Book Reviews (Adult)

The Joy Luck Club by Amy Tan
Published by Vintage, 1991

This is Amy Tan’s first novel. It concerns the story of four Chinese immigrant mothers and their first-generation Chinese-American daughters, and their struggle with cultural identity and complex mother/daughter relationships.

The novel takes its name from the club founded by one of the mothers Suyuan Woo. She founded this club while still in China in order to lift her friends’ spirits during wartime. The plan was to meet on a regular basis to play mah-jong, eat good food, and to gamble. She revives this club when she moves to California, this time to promote Chinese culture. She is joined by three other women in her own age-group: An-Mei Hsu, Lindo Jong and Ying-ying St. Clair. The four women each have a daughter of about the same age and who grow up in the vicinity together.

The novel revolves around Jing-Mei’s (June) trip to China to meet her two half-sisters, who remained behind in China because Jing-Mei’s mother, Suyuan Woo, was forced to abandon them on the roadside during the war. Suyuan had intended to return to China for her daughters, but had failed to locate them before her death. Jing-Mei has since taken her mother’s place in the club, and the three other women organise on Suyuan’s behalf Jing-Mei’s trip to China to meet her half-sisters.

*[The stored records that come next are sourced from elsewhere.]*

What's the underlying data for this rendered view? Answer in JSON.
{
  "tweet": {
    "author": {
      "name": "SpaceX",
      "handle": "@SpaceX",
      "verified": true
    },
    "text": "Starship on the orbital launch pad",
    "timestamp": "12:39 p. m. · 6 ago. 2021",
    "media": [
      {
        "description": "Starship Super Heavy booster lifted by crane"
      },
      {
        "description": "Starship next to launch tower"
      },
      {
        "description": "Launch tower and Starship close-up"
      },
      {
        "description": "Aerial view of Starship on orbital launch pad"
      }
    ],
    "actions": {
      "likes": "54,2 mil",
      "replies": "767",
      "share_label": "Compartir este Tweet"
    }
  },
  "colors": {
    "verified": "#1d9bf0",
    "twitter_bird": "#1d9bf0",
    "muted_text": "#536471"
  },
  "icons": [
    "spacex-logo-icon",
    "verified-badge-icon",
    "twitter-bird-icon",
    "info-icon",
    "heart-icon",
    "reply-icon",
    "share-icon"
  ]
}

The novel discusses the individual mother/daughter relationships and the complexity of emotions involved: joy, sadness, anger, frustration. The mothers remember their childhood and think about the past, the daughters remember growing up in America with Chinese mothers. At times, the daughters feel they are not Chinese at all, and do not know how to deal with Chinese culture in their homes. However, when Jing-Mei finally goes to China to meet her two half-sisters, she feels part Chinese after all. In this way the two different cultures are united.

The members of the bookclub found this novel to be a very interesting read. They would recommend it as a very powerful and compelling book in understanding Chinese culture.

Reviewed by Newmarket-on-Fergus Library bookclub.